There is some evidence that as the baby boomer generation approaches old age, perceptions of aging are shifting as well - in a more positive direction. The AARP conducted a telephonic survey in 2004 that was designed to measure the attitudes of Americans toward aging and the elderly (cited in Meyers, et al, 2009, p. 120). The survey included a list of 25 states designed to measure how much knowledge people have about aging. Those who responded to the survey were 'fairly knowledgeable' about aging. They understood, for example, that 'older persons can learn' and that most of the elderly 'can work or want work to do' and that most elderly people 'feel healthy' (p. 121). Overall, the survey noted, the less knowledge people had about aging, the more anxiety they had about growing older themselves.

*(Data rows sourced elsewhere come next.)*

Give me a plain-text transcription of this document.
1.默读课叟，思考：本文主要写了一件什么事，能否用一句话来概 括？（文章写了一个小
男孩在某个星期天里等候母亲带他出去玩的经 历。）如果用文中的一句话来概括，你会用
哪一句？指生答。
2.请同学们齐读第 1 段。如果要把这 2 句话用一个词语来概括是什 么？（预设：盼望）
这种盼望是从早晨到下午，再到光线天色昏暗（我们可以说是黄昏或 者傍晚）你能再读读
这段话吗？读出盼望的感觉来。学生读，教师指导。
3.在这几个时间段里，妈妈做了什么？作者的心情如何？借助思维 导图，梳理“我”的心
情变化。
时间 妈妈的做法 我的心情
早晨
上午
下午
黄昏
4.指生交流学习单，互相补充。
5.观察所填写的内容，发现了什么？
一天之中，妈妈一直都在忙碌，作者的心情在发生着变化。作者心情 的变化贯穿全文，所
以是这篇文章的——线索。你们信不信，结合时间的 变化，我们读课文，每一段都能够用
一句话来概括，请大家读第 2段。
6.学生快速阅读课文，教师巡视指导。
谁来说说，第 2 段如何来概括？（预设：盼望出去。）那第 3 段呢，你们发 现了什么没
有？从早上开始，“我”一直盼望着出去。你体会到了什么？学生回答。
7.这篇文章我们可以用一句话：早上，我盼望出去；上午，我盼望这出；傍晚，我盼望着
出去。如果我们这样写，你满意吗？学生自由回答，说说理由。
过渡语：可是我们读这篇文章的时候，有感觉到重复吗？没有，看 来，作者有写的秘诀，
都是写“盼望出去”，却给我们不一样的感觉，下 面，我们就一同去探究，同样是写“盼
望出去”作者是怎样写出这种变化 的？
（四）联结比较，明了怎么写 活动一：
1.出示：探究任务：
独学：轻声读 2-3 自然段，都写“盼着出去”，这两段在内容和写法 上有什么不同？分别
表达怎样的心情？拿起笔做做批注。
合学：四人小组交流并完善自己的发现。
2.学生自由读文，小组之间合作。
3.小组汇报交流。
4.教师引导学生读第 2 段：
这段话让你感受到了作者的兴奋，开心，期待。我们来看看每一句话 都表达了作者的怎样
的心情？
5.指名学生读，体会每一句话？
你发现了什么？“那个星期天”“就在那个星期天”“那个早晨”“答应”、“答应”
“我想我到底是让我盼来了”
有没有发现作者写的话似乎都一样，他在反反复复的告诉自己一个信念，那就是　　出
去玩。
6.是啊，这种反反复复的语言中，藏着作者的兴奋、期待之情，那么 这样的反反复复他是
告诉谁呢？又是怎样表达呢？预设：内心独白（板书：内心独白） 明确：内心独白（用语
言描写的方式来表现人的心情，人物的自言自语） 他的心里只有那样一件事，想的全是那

Globalization and modernization have tremendous impact on the family system. The exodus of working age adults to jobs abroad has established a pattern of the older persons assuming surrogate parental roles. The needs of the elderly were sacrificed which puts the elderly to a situation of disadvantaged. This life condition of the elders will possibly have an effect on their happiness. Being an American, and like a responsible human being, I only to discover my body is the clay of earth, as my conviction that death is traumatic is not universal perception but is culturally conditioned. The subjective well-being of the aged is significantly affected by the sense of social support that they receive from significant others - and I may influence policy and programs that will authentically lend such support. In carrying this journey out, it is critical for me to effectively exercise leadership competencies, particularly having a positive attitude towards change, being a role model, and being results-driven. Ultimately, the end goal is work towards the welfare of the aging.